On the other side, Russia’s increasing assertiveness on the world stage, including its military actions to defend Russian enclaves in Georgia and its intervention in Syria to defend its ally the Assad government, raised security concerns in other former Soviet republics and allies, including new NATO members. Where might Russia intervene next?
As the United States refused to diplomatically address Russia’s security concerns, each side took actions that ratcheted up the security dilemma. The United States backed the violent overthrow of President Yanukovych in Ukraine in 2014, which led to rebellions against the post-coup government in Crimea and Donbas. Russia responded by annexing Crimea and supporting the breakaway “people’s republics” of Donetsk and Luhansk.
Even if all sides were acting in good faith and out of defensive concerns, in the absence of effective diplomacy they all assumed the worst about each other’s motives as the crisis spun further out of control, exactly as the “security dilemma” model predicts that nations will do amid such rising tensions.
Of course, since mutual mistrust lies at the heart of any security dilemma, the situation is further complicated when any of the parties is seen to act in bad faith. Former German Chancellor Angela Merkel recently admitted that Western leaders had no intention of enforcing Ukraine’s compliance with the terms of the Minsk II agreement in 2015, and only agreed to it to buy time to build up Ukraine militarily.
The breakdown of the Minsk II peace agreement and the continuing diplomatic impasse in the larger geopolitical conflict between the United States, NATO and Russia plunged relations into a deepening crisis and led to the Russian invasion of Ukraine. Officials on all sides must have recognized the dynamics of the underlying security dilemma, and yet they failed to take the necessary diplomatic initiatives to resolve the crisis.
Peaceful, diplomatic alternatives have always been available if the parties chose to pursue them, but they did not. Does that mean that all sides deliberately chose war over peace? They would all deny that.
Yet all sides apparently now see advantages in a prolonged conflict, despite the relentless daily slaughter, dreadful and deteriorating conditions for millions of civilians, and the unthinkable dangers of full-scale war between NATO and Russia. All sides have convinced themselves they can or must win, and so they keep escalating the war, along with all its impacts and the risks that it will spin out of control.
President Biden came to office promising a new era of American diplomacy, but has instead led the United States and the world to the brink of World War III.
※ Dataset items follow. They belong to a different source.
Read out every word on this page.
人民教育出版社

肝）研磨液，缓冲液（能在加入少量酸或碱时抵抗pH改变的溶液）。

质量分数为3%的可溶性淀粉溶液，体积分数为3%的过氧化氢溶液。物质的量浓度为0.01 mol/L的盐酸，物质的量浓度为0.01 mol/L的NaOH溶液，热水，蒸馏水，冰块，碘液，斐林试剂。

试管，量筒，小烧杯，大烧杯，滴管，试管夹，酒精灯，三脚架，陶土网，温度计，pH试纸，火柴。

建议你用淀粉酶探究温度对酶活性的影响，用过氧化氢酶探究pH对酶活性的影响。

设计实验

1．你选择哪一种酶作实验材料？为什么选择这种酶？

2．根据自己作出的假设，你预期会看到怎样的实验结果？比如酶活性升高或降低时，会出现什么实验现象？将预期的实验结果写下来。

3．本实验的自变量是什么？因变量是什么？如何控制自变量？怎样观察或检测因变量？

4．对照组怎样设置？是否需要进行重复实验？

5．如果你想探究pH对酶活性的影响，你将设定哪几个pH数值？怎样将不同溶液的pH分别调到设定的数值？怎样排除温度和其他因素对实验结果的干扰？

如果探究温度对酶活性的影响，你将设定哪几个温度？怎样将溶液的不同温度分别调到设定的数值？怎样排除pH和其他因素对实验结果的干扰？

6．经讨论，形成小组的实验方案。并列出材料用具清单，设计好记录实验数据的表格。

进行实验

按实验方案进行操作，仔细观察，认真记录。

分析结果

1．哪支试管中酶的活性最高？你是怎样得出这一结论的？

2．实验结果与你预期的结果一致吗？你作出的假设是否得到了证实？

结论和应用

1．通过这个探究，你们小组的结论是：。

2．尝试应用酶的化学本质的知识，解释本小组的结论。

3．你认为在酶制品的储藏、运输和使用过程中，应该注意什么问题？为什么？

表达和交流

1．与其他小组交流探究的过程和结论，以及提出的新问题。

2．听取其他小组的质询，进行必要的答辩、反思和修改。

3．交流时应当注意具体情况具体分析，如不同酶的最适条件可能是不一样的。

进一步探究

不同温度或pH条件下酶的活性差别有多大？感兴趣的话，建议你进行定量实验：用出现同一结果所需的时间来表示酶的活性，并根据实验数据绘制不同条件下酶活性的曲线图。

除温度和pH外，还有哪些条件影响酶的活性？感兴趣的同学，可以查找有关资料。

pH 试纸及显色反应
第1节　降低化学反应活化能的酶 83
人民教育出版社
Clearly, the only solution to a security dilemma like this is a cease-fire and peace agreement to stop the carnage, followed by the kind of diplomacy that took place between the United States and the Soviet Union in the decades that followed the Cuban Missile Crisis in 1962, which led to the Partial Nuclear Test Ban Treaty in 1963 and successive arms control treaties. Former UN official Alfred de Zayas has also called for UN-administered referenda to determine the wishes of the people of Crimea, Donetsk and Luhansk.
It is not an endorsement of an adversary’s conduct or position to negotiate a path to peaceful coexistence. We are witnessing the absolutist alternative in Ukraine today. There is no moral high ground in relentless, open-ended mass slaughter, managed, directed and in fact perpetrated by people in smart suits and military uniforms in imperial capitals thousands of miles from the crashing of shells, the cries of the wounded and the stench of death.
If proposals for peace talks are to be more than PR exercises, they must be firmly grounded in an understanding of the security needs of all sides, and a willingness to compromise to see that those needs are met and that all the underlying conflicts are addressed.